You've still got a few choices for your 14-year-old SUV. We just wrapped up an install with a Maxx Cam torsion key and were impressed with the results. A benefit of the torsion key is that you can adjust your suspension up 3 inches or down 2.5 inches and anywhere in between. Belltech also offers a torsion key as a part of its complete lowering kit for your Yukon. For the rear, Belltech uses 3-1/2-inch drop springs that will give you a softer ride. Belltech's part number for the kit is 3905.www.belltech.comwww.suspensionmaxx.com
Hi, my name is Joe. I saw the article on the 383 crate-engine swap you guys had in Volume 33, No. 12, and I currently have a '96 Chevy that could use an engine. Does the computer need any special modifications before driving the truck with the new engine? Also, how much does the 383 cost vs. the 350 crate engine?

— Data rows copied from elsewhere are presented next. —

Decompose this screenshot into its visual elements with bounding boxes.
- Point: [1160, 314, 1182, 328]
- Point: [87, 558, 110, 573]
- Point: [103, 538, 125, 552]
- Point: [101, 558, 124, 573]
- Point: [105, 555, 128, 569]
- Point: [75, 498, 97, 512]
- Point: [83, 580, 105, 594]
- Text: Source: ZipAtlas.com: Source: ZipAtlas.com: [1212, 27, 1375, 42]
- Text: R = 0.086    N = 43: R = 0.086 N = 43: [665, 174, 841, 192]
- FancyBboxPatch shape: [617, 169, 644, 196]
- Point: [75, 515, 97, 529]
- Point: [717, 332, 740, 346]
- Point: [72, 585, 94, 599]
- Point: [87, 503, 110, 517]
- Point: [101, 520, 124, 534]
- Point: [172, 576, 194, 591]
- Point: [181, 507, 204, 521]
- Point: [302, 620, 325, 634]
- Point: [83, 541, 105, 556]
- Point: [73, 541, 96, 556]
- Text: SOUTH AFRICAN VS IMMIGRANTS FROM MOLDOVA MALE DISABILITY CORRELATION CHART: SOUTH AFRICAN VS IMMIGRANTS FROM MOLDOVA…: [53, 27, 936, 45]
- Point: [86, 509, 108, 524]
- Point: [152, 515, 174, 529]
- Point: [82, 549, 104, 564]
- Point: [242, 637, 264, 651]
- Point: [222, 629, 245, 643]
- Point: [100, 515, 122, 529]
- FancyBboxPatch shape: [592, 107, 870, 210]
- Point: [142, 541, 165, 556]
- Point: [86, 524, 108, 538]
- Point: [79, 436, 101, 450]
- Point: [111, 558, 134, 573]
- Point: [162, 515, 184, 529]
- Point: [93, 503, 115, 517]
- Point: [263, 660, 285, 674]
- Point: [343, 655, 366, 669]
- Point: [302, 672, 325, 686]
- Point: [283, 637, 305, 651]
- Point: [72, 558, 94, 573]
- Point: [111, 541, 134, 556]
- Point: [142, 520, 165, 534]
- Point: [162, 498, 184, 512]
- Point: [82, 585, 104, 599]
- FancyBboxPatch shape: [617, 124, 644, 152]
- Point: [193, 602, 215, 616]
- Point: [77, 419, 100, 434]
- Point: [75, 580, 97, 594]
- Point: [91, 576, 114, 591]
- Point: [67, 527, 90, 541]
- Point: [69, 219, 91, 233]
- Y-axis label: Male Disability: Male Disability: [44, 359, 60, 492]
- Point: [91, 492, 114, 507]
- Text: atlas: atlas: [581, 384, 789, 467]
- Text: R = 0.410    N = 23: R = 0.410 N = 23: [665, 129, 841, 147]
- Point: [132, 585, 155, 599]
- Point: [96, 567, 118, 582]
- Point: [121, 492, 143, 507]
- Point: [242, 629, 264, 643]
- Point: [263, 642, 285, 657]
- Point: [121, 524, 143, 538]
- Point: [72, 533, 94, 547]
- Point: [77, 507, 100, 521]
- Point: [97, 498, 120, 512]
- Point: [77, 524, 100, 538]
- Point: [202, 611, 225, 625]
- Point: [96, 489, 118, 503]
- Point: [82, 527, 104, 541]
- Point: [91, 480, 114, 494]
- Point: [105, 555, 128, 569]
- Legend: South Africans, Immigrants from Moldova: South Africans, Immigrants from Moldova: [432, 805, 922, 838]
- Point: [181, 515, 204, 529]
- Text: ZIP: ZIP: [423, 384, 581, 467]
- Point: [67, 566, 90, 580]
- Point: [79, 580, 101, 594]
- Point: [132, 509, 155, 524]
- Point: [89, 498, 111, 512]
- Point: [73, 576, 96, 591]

I appreciate your tech article on the "Big Repower" 383 install. I have had my eyes on this motor for my project for quite a while now. With all of the factory equipment that is switched over from the old 350 to the new 383, I want to know if aftermarket performance items that are manufactured for the 350, (like intake manifolds, throttle bodies, complete exhaust systems, superchargers, and etc.) would work well with this motor? Any information you guys can give me would be great
Where can I get the "Removal and Reinstall" manuals by Dr. Whaba that were used in your "Big Repower" articles? Also, I plan to swap the small-block in my '87 Suburban with one from a '91 Suburban. Can I also use the 700R4 from the '91?
Joe, Tim, and Tom
We'll try to answer all of your questions at once. The HT 383 E will run with your factory engine and give you a big bump in torque and power, and additional computer work will only result in higher gains. With aftermarket exhaust and headers you might lose a few ft-lbs just off-idle, but with a computer tune the numbers should be up across the board as volumetric efficiency is increased. Since a supercharger will cram a lot more air into the engine, factory injectors will likely need to be upgraded, along with a custom tune. Now for the cost. If you shop around you can find the long block, minus intake (which you will reuse) for around $4,600 to $5,000. There isn't an apples-to-apples comparison in the form of a GM Performance Parts 350, but compare that to $2,600 for a 350 long-block from Goodwrench. Unfortunately the 350 long-block from Goodwrench comes without a water pump or distributor, and it has a cast-not forged-crank, so the prices get closer when you factor that in.
Finally Tom, the R&R manuals can be found at Scoggin-Dickey at www.sdparts.com. For your transmission question, GM actually improved the 700R4 in '91, so you'll have a beefier version of the same transmission. Good luck wrenching!